In response, Hill received an email from Knowles that said: “sorry that the experience . . . wasn’t what we strive to provide during the onboarding experience.”

Hill would later receive an alarming e-mail reflecting a change of heart from the company resulting in the loss of his job offer. 

“We regret to inform you that we are rescinding the offer of employment dated July 21, 2021. …,” an email from Knowles said. “We appreciate your interest in the position and wish you much success going forward.”

The email left Hill in “shock” and “floored,” NBC News reports.

Unknowingly, Hill would not be prepared for the email stating the company rescinded his offer that followed upon his return to Atlanta. Hill’s story serves as a harsh reminder of the internal discrepancies, which can occur when companies are focused on their image and likeness externally rather than implementing real change through honest hiring practices.

Memorial Hermann has since responded in light of Hill’s incident.

“Sometimes, during the hiring or onboarding process, circumstances can change that may lead to an offer of employment being rescinded. Out of respect for all individuals involved, it is Memorial Hermann’s practice not to discuss personnel matters publicly,” Memorial Hermann said in a statement. “Memorial Hermann remains committed to its EDI journey, including hiring a Chief EDI Officer. With this individual leading the charge, Memorial Hermann will continue to be the leading employer and healthcare provider of choice for all people and effect real change that will improve the health of our communities.”

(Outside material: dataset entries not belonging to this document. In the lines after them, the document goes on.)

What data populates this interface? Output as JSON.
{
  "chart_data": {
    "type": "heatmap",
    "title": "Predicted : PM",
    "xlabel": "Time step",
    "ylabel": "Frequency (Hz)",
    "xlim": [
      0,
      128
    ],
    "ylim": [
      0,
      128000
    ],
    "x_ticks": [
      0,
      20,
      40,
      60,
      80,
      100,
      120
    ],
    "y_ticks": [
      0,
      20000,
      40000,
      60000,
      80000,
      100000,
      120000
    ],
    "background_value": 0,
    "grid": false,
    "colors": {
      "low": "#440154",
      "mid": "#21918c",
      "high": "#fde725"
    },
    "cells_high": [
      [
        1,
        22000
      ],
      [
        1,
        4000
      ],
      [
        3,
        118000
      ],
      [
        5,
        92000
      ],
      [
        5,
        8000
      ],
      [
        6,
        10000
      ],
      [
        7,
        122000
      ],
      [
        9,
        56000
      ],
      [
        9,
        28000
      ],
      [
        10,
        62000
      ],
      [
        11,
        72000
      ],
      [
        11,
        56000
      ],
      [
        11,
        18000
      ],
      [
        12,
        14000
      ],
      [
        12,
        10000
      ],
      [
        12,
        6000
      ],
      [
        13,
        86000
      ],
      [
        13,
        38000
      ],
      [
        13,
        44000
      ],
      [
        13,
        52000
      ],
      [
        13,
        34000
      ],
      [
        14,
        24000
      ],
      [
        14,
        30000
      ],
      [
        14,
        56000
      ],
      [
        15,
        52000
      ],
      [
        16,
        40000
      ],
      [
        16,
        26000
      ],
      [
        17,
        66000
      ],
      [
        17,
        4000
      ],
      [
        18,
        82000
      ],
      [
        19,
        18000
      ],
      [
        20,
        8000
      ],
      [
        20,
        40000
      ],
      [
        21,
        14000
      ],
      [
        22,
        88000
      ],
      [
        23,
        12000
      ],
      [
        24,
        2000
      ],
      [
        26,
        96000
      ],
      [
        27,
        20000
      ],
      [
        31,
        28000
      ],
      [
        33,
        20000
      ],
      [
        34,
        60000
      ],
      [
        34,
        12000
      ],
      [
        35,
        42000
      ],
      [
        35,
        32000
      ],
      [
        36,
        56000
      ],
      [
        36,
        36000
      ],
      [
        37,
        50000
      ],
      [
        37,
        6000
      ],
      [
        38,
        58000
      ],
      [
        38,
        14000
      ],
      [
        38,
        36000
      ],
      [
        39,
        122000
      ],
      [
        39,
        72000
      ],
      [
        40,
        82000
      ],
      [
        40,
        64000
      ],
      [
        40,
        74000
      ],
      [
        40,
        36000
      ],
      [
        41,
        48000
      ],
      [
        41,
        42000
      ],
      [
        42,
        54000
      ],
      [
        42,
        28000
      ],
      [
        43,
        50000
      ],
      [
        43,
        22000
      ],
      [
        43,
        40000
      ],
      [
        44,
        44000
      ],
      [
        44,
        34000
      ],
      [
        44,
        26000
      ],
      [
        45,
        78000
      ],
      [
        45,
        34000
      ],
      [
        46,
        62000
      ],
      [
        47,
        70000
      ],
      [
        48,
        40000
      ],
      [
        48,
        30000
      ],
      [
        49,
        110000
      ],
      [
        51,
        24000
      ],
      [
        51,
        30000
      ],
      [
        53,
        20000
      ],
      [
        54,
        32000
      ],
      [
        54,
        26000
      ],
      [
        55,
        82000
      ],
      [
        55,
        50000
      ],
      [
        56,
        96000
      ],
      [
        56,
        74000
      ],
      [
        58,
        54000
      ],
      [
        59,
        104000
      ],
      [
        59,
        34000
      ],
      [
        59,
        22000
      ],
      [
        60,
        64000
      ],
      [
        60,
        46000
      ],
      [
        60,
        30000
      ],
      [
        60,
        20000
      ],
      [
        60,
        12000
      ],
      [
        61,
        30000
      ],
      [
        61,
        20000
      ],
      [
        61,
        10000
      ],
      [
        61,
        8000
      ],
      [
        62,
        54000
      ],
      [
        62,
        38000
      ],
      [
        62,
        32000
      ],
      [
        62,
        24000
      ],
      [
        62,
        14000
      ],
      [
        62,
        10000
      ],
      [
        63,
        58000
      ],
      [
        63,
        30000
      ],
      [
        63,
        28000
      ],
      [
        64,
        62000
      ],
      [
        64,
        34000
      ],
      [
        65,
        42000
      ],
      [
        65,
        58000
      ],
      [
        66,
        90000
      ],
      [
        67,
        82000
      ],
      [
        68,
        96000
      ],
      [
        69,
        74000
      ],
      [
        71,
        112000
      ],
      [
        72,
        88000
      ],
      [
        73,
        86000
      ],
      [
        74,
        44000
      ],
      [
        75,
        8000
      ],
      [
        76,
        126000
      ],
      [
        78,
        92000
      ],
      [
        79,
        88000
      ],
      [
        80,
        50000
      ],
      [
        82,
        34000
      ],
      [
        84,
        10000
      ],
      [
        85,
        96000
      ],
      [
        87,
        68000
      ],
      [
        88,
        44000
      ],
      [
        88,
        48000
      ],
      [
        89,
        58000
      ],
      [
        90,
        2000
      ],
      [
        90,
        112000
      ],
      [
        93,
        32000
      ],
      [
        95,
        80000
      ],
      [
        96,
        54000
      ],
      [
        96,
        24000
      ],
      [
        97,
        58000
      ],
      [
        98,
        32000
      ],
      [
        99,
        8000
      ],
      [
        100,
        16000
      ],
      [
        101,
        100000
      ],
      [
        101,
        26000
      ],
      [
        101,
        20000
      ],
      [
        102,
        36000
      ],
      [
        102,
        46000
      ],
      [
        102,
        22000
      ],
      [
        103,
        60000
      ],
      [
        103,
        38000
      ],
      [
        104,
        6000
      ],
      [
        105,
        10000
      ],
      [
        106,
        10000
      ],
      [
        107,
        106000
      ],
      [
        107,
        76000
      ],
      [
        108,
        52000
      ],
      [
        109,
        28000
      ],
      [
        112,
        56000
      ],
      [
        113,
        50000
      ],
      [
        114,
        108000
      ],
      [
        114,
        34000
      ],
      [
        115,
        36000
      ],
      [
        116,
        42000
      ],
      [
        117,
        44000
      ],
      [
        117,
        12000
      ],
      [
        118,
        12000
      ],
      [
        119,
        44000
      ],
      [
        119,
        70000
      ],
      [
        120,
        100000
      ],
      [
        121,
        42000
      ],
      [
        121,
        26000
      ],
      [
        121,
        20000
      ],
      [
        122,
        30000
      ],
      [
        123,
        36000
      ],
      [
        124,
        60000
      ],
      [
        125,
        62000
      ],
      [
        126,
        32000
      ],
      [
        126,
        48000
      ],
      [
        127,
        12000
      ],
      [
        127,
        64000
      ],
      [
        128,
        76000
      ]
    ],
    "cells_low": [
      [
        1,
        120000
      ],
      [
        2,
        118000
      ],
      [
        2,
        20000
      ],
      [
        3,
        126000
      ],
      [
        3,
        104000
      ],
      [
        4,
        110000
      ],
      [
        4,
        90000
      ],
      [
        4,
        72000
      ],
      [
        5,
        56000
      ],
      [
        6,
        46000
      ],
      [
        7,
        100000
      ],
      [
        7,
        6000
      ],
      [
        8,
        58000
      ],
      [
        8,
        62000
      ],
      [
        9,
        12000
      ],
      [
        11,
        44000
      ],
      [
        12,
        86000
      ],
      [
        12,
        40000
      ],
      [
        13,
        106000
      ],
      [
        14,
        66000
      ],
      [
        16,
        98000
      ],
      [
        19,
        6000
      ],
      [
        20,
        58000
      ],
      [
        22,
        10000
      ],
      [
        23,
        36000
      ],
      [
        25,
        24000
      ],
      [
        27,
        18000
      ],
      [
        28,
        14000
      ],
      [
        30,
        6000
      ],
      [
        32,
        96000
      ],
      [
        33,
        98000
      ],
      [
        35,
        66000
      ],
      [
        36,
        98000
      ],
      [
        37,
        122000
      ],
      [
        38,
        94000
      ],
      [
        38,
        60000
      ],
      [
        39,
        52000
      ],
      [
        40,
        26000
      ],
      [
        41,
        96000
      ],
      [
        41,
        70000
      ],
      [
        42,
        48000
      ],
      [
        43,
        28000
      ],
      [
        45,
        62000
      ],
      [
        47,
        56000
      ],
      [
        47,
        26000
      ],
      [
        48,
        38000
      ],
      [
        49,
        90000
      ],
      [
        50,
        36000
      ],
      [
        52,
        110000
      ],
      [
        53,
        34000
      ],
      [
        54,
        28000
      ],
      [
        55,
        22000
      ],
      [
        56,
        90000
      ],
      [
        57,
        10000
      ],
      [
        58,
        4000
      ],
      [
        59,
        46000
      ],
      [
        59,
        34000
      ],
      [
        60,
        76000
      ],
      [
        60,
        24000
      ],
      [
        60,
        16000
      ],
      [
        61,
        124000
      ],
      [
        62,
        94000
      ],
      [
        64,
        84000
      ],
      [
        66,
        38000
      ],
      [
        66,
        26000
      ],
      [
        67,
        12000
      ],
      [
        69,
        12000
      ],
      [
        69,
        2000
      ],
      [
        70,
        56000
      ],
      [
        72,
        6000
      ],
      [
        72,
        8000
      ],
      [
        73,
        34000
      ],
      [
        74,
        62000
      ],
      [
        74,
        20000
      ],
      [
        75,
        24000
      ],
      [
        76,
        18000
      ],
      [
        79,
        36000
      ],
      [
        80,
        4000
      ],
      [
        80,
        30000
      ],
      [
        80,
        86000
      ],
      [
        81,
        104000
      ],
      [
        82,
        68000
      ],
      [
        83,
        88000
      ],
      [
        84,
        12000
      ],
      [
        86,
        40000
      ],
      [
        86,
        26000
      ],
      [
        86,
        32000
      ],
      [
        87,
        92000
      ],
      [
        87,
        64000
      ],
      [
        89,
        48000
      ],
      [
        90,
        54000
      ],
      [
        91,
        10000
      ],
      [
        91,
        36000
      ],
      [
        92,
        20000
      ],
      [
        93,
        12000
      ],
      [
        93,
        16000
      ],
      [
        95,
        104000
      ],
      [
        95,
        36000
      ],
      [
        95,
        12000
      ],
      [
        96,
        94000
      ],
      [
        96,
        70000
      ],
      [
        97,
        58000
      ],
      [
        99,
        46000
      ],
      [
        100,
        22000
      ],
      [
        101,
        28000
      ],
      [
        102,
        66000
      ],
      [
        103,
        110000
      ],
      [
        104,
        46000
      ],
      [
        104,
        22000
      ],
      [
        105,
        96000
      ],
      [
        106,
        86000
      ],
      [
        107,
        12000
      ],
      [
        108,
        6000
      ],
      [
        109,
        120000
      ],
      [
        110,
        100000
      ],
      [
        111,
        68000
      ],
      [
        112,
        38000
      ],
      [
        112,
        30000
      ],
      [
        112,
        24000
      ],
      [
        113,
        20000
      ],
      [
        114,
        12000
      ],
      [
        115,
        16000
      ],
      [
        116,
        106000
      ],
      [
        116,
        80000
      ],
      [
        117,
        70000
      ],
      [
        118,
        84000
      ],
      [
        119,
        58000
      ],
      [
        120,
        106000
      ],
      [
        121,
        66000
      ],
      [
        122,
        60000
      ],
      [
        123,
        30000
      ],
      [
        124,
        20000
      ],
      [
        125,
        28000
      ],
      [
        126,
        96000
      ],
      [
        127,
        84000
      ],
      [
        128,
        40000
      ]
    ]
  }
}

According to NBC News, Hill was “dumbfounded further” when his lawyer, Mark Oberti was told two weeks later why Memorial Hermann rescinded his offer. One reason included him not being a “good fit” and according to the outlet, Oberti was also told “it was uncomfortable with Hill inquiring about hiring staff to build his team; that Hill wanted a larger relocation budget; that he rented and charged a luxury car to the company.” He also told that Hill was “too sensitive about race issues.”